Entre as propostas estão: uma maior proteção da área florestal, dos corredores ecológicos e dos meios hídricos; uma aposta na oferta de transportes públicos e vias de mobilidade suave, como as ciclovias; mas, também, garantir zonas 30 por todo o concelho; uma alimentação mais sustentável, com o incremento das hortas urbanas, e a realização de um plano que combata o desperdício alimentar; a criação de um pacote municipal de apoio ao autoconsumo de energias renováveis, incluindo tecnologias de armazenamento de energias renováveis em pequena escala, para particulares e cooperativas, com apoios de financiamento bonificado e de subsídios a fundo perdido, promovendo, assim, a autonomia energética.
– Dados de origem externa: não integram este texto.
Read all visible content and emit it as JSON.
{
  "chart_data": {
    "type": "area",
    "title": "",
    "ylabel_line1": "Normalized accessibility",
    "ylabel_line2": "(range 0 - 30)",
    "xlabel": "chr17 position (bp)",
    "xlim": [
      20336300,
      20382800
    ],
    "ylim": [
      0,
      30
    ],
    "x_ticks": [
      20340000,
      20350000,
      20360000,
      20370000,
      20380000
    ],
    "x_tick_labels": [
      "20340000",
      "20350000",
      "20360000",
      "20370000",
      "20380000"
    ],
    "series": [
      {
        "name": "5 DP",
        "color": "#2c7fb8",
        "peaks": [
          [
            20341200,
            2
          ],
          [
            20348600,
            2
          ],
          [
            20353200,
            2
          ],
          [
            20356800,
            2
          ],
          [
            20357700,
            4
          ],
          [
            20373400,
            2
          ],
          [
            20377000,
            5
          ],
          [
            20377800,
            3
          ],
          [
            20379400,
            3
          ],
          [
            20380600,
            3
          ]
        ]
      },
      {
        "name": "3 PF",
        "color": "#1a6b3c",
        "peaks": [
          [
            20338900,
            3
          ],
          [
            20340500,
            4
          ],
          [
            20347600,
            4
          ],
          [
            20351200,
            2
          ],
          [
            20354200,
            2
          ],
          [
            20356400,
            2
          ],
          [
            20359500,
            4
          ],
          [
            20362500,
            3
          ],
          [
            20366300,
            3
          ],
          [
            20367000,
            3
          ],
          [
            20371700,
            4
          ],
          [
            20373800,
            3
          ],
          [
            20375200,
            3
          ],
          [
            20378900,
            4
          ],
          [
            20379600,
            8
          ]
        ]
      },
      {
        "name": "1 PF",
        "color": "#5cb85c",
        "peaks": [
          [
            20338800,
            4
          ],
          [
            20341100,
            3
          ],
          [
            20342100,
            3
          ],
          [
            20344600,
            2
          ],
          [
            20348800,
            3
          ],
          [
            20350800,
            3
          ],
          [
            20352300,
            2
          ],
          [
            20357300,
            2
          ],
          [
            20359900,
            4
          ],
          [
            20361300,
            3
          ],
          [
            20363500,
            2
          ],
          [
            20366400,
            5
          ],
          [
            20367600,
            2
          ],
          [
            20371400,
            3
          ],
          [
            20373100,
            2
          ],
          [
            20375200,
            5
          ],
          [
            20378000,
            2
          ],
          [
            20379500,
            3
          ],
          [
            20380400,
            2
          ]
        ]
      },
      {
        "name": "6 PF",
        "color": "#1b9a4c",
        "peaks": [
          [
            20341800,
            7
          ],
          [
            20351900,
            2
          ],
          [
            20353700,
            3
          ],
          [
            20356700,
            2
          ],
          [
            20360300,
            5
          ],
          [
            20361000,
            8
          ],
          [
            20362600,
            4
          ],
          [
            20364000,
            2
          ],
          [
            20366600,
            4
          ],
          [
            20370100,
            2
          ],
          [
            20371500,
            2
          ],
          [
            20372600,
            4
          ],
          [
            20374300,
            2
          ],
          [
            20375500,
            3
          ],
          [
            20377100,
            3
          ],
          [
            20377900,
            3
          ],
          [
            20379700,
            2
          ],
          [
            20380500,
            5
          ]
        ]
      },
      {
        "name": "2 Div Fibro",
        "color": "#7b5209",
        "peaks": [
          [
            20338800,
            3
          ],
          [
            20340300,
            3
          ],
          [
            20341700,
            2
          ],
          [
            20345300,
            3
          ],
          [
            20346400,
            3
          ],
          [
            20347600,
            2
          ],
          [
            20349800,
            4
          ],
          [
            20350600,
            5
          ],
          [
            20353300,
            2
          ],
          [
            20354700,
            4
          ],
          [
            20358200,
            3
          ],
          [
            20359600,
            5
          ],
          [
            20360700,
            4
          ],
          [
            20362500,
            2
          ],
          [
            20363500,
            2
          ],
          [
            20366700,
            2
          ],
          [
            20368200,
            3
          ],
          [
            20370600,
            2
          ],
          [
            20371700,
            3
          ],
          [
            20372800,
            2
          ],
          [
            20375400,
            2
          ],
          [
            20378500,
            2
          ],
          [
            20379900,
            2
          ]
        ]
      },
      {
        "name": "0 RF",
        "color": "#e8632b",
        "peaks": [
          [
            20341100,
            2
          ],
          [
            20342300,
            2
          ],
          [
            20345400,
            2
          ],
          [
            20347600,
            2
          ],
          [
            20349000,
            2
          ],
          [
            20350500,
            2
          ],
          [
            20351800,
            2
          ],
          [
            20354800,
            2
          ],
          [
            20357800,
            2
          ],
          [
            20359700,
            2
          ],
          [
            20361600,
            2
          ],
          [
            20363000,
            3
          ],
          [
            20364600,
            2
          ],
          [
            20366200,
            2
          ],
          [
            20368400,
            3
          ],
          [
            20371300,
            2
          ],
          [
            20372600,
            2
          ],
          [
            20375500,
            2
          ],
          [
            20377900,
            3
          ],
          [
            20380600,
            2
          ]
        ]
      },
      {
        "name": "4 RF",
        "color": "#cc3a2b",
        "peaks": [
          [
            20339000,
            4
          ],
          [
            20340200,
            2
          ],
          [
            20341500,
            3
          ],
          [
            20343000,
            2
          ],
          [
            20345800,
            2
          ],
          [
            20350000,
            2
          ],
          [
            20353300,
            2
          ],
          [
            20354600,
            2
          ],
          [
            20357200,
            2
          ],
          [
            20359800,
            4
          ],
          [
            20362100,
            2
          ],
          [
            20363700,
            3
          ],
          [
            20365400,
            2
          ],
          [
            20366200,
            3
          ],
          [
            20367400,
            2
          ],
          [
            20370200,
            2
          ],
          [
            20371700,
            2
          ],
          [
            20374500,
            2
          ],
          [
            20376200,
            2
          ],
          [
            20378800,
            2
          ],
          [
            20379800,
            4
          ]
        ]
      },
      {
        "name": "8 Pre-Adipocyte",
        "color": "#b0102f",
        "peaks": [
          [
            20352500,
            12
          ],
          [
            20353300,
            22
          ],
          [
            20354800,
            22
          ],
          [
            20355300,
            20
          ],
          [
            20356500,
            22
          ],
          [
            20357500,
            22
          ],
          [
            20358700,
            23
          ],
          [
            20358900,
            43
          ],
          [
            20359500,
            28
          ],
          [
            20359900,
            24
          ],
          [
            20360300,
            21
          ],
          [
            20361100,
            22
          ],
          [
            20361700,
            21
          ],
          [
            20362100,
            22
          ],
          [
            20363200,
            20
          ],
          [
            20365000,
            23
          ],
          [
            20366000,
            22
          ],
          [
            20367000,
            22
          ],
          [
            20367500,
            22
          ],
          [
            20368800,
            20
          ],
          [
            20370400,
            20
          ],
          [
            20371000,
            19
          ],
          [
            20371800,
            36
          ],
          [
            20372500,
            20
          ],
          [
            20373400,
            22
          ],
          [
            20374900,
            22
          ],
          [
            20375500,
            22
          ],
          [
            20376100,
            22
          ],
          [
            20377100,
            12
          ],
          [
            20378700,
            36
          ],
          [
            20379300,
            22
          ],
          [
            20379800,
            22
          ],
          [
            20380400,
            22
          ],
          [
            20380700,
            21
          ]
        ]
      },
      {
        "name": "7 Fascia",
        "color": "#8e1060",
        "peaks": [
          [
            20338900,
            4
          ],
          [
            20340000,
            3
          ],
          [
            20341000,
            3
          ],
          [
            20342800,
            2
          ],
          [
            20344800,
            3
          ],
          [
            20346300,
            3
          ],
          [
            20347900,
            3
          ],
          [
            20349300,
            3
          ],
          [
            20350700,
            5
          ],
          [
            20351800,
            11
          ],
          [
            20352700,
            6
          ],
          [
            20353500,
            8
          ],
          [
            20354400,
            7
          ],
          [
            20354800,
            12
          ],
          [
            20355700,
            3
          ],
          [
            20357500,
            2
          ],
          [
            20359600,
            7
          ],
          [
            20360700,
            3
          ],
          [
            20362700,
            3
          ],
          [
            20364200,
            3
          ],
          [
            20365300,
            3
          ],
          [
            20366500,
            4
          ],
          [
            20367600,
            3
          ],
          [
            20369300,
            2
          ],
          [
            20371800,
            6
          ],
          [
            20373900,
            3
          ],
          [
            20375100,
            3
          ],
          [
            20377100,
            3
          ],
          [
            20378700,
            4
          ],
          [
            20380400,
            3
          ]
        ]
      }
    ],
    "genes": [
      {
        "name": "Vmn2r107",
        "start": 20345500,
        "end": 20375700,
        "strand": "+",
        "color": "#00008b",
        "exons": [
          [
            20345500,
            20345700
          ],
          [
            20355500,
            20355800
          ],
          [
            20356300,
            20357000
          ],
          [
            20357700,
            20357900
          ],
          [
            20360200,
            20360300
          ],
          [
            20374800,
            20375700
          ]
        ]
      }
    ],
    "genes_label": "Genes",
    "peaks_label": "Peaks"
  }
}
«Este Plano não pode servir apenas para cumprir uma obrigação legal, e, à semelhança de tantos planos e estratégias municipais, ficar na gaveta do executivo liderado por Mário Passos», refere Sandra Pimenta, porta-voz concelhia do PAN. Por isso, desafia o executivo que «olhe para as nossas propostas sem preconceitos ideológicos e que as acolham sem receios de ir contra os lobbies económicos instalados no nosso concelho», acrescenta Sandra Pimenta.